22 septiembre, 2012

Mariposas

 Era un juego violento que enardecía los instintos y la percepción como una droga de deshecho. Felicidad efímera y cara, luego algo parecido a la tristeza nos invadía sin consuelo. Una especie de culpabilidad que irrumpía muda en sensaciones dejando la carne agitada de los cuerpos de los niños en un estado apesadumbrado y reflexivo. Se precisaban unas ramas, de paraíso con seguridad, pero cualquier otra rama que lanzara un cúmulo de bracitos finos y flexibles al entorno serviría; ramas peladas, ramas que se pelaban como soldados asesinos preparando sus filos para ir al campo a matar sin jamás cuestionarse el motivo y todo hecho con gran delectación. En el campo, o sea en el territorio de tibio cemento semidesierto que era la calle se llenaba de mariposas de todos los colores. Lecheras, chinas, azules, naranjas... Se las esperaba, se las perseguía; a esos enjambres frágiles de polvo de estrellas, rimell y papel de origami. Volea, smash, revés y saque para volver a reejecutar aquellos animales -hoy extintos-. El aire era partido también como un queso por el filo agudo de las ramas y zumbaba fushh fushh, fush fush, las alas de las mariposas siempre eran tocadas y dañadas mortalmente por aquella magia. Parecía que danzaban por última vez en su medio, daba la apariencia de que se relentizaban, se congelaban se elevaban un poco y luego se desatornillaban sobre sí mismas girando como un trompo y yéndose a pique, hacia el suelo.

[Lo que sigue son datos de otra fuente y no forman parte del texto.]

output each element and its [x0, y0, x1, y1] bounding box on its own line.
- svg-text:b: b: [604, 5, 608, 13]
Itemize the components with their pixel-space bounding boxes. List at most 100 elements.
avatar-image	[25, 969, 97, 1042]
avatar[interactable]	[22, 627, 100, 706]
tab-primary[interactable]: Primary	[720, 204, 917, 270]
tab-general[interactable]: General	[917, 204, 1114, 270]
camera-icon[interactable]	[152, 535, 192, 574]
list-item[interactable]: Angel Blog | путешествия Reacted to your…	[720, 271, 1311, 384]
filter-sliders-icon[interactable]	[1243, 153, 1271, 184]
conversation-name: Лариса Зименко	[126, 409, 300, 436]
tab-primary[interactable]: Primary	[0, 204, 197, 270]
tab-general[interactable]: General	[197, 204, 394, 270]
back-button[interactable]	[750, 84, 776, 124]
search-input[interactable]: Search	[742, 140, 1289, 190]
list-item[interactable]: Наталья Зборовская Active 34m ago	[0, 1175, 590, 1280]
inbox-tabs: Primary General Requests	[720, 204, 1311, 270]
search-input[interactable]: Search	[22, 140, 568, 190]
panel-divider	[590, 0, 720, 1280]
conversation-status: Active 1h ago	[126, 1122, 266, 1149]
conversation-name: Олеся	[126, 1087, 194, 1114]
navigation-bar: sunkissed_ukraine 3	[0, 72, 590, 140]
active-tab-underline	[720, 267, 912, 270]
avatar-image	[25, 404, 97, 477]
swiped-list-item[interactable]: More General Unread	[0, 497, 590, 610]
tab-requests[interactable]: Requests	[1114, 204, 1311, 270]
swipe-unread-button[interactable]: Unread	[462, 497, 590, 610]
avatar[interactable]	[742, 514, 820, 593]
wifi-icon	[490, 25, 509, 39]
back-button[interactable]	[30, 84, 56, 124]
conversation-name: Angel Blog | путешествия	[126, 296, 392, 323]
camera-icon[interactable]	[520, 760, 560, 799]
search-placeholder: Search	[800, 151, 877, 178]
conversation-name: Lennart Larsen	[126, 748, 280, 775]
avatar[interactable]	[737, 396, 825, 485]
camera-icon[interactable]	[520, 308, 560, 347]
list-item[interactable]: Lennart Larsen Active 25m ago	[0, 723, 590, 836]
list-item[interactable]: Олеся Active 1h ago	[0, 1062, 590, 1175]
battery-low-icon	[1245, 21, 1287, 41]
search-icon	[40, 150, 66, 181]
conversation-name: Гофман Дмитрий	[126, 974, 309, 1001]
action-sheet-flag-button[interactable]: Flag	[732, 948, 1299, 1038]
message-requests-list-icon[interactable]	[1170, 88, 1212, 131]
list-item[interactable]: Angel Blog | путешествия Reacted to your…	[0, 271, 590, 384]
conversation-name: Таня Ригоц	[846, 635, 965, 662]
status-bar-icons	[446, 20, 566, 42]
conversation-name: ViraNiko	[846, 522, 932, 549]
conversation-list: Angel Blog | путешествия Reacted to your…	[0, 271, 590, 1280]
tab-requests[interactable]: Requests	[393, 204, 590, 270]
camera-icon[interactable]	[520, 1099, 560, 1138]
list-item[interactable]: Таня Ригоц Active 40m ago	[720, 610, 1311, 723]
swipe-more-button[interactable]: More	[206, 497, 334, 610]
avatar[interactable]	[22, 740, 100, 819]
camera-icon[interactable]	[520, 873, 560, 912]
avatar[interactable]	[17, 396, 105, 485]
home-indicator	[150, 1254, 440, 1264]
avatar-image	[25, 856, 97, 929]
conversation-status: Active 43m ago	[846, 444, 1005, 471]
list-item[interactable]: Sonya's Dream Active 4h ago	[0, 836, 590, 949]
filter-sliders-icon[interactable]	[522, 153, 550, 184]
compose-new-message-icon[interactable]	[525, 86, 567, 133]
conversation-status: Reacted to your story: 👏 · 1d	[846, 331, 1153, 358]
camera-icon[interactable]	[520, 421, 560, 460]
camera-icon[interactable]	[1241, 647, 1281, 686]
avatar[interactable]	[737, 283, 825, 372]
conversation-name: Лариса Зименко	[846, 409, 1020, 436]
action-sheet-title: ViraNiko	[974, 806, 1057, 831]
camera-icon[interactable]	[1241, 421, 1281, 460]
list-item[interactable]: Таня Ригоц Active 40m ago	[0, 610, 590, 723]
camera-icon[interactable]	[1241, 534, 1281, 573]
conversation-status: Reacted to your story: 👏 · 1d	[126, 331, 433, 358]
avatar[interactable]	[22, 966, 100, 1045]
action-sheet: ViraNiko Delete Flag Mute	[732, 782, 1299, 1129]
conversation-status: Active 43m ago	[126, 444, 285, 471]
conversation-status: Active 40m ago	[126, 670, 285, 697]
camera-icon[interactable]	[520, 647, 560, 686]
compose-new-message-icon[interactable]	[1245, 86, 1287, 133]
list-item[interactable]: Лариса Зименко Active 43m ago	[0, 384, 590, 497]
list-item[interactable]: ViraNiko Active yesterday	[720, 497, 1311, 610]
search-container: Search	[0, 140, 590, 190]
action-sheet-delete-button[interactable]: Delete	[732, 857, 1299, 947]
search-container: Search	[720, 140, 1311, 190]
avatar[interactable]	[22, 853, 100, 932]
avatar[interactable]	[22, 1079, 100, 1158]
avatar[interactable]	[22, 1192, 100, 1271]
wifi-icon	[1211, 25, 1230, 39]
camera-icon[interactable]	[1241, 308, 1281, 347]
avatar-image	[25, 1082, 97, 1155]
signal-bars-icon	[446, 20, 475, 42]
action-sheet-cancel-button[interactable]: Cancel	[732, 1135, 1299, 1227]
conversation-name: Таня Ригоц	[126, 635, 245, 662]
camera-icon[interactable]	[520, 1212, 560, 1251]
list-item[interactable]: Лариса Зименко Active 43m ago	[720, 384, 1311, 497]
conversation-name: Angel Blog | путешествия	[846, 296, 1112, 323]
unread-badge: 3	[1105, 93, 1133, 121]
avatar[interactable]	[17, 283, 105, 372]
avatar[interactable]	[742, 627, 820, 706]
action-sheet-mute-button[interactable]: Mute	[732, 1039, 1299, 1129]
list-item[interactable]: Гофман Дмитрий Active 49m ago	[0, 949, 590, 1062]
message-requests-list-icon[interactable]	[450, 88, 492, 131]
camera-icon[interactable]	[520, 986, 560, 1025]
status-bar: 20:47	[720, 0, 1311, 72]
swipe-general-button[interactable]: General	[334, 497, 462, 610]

Desmalladas con una vida acortada todavía, -como si no bastara aquella cortedad designio de lo anorgánico- como si una gota de agua y luz se pudiese dividir siempre otra vez. Siempre había una apariencia de que las armas habían fracasado de que el golpe había sido inútil o tardío de que las mariposas lograban escapar por entre los agujeros del aire y los espacios entre los dedos nudosos y amputados de las ramas; pero no, nada había más fácil y más efectivo que aquel terror solo aliviado porque la tarde era regada de sol y las mariposas no tienen sangre roja.